Teacher resilience: managing the invisible curriculum

Rose Hardy, headmistress of Haberdashers’ Aske’s School for Girls, says schools need to become better at acknowledging the pressures put on teachers, and provide support to boost resilience

It’s no secret that the demands placed upon teachers today have evolved beyond all recognition in the last 10 years alone. It’s no longer enough to be a first-class, enthusiastic and driven teacher with a passion for education.

Regardless of your previous training, you’re now expected to have additional expertise in all manner of areas from mental health and counselling to online safety and technological innovation.

Outside of this, it doesn’t help that general workloads are also increasing for teachers, both after school hours and at home during the evenings and weekends.

Of course, the workload argument is not new – it has been a growing issue for many years – but it does place more demand on teachers during what might be viewed as ‘leisure time’ to the outside world.

The truth is mobile phones and digital connectivity have placed even greater pressure on teachers in terms of the immediacy of parent communication because it now moves at a very different pace than it did 20 years ago, and that can be hard to manage.

Parents are physically better equipped to react in the moment, comment and contact teachers at any given point in the working day (and after hours) with questions, concerns and opinions.

This can be hugely intimidating for teachers who are dealing with a high number of issues every day, not to mention teaching in class, which always has to take priority over responding to emails from parents.

Teachers are bound by restriction

Interestingly, the digital world may operate ‘in the moment’ in an immediate fashion when it comes to communication, but the teaching world is not like that at all.

Teachers are bound by restriction during the core hours of the school day, they can’t just pop outside to take a phone call or check their emails, and that can pose problems in terms of managing parent expectations on response times.

Of course, this is all part of what most of us in the profession would refer to as ‘the invisible curriculum’ and it can be a challenge to cope with.

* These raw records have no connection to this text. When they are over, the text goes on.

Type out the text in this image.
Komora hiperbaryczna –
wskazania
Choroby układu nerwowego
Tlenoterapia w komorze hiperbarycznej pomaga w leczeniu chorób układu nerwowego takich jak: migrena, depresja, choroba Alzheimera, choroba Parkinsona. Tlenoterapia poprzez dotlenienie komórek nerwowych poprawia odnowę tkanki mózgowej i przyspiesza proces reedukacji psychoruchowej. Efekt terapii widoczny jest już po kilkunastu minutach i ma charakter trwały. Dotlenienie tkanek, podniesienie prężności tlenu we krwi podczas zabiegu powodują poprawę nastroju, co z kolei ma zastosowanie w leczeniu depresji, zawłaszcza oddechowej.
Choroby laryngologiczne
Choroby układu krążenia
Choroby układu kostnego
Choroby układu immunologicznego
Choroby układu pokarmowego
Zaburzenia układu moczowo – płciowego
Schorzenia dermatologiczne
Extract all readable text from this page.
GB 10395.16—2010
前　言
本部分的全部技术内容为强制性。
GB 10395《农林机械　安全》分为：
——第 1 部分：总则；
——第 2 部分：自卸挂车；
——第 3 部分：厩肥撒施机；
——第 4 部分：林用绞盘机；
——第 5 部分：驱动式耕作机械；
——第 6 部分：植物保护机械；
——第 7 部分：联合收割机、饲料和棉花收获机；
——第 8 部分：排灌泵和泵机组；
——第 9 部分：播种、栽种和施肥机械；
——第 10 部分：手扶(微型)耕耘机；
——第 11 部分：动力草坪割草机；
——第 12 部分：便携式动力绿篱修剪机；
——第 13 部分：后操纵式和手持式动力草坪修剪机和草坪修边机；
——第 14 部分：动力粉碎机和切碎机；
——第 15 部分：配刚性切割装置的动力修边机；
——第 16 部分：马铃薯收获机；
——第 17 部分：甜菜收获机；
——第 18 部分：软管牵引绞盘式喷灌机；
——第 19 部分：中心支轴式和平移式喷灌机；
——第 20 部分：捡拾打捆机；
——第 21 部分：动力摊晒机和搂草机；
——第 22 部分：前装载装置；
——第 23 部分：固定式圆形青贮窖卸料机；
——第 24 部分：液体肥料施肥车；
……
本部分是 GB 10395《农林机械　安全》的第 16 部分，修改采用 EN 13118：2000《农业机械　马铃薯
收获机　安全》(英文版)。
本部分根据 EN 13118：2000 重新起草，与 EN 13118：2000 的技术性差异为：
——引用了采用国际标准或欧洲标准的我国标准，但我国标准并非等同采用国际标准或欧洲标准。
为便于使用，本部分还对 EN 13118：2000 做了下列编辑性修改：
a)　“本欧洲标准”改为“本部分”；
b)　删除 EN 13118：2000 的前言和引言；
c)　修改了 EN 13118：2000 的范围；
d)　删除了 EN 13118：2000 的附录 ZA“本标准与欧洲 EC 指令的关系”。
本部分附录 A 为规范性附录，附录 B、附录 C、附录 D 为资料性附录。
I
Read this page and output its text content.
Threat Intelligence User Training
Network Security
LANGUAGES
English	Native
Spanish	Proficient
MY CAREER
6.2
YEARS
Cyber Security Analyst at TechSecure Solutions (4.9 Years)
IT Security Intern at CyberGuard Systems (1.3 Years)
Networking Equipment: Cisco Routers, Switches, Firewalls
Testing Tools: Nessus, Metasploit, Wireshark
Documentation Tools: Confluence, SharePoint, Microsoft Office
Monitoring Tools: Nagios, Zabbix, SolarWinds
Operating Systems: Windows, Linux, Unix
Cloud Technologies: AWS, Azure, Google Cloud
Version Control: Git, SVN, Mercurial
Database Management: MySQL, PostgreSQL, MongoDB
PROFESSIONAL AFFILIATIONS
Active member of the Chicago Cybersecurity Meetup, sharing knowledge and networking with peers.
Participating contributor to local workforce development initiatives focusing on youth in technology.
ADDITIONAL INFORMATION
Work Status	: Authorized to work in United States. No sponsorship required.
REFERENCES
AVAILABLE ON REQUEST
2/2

Although, it’s becoming increasingly obvious that more needs to be done to prepare the new and emerging teaching community to manage this so-called teaching timetable that you can’t see.

It’s becoming increasingly obvious that more needs to be done to prepare the new and emerging teaching community to manage this so-called teaching timetable that you can’t see

Extra demands placed on teachers will undoubtedly take their toll on personal health and wellness, not to mention how they operate in class day to day.

Teaching can be stressful at the best of times too, so schools need to become better at acknowledging the pressures placed upon teaching staff today and begin to look more closely at how they can provide the right support to boost resilience in teachers, and also to improve wellbeing inside and outside of the classroom.

Supporting the whole teacher

We also have to remember that for most teachers, their school can be a much-needed haven from the outside world. A place to thrive, enthuse and inspire.

Schools are generally healthy and mindful environments, and teachers enjoy the bustle and diversity of the classroom – it’s often the case that outside of the school gates is where it becomes more challenging. This is where schools need to step in and support teachers with a much greater individual focus.

Every member of teaching staff is different; schools often say they teach the whole child with an individual approach – the same must apply to teachers. This means looking at every teacher independently in terms of what support is needed.

Whether that is focused around health and wellbeing, time management, working towards providing more flexibility (where it allows) or bridging gaps in training and knowledge, schools can help teachers to progress more quickly with more tailored approaches to continuing professional development.

Time and space

Part of managing the invisible curriculum is about learning how to manage and organise yourself and your day, but it is also about preparation, mindset and building stronger connections with the team around you. Many teachers find they are not alone and that support can be found in all kinds of places.

There is also an onus on heads to ensure their staff have access to the right training and development, are well cared for, have the time and space to think and also the opportunity to unwind and de-stress when needed.

As heads we all want the best for our students and that means investing more resource into helping teachers manage workloads and expectations, while preparing for the evolving challenges ahead.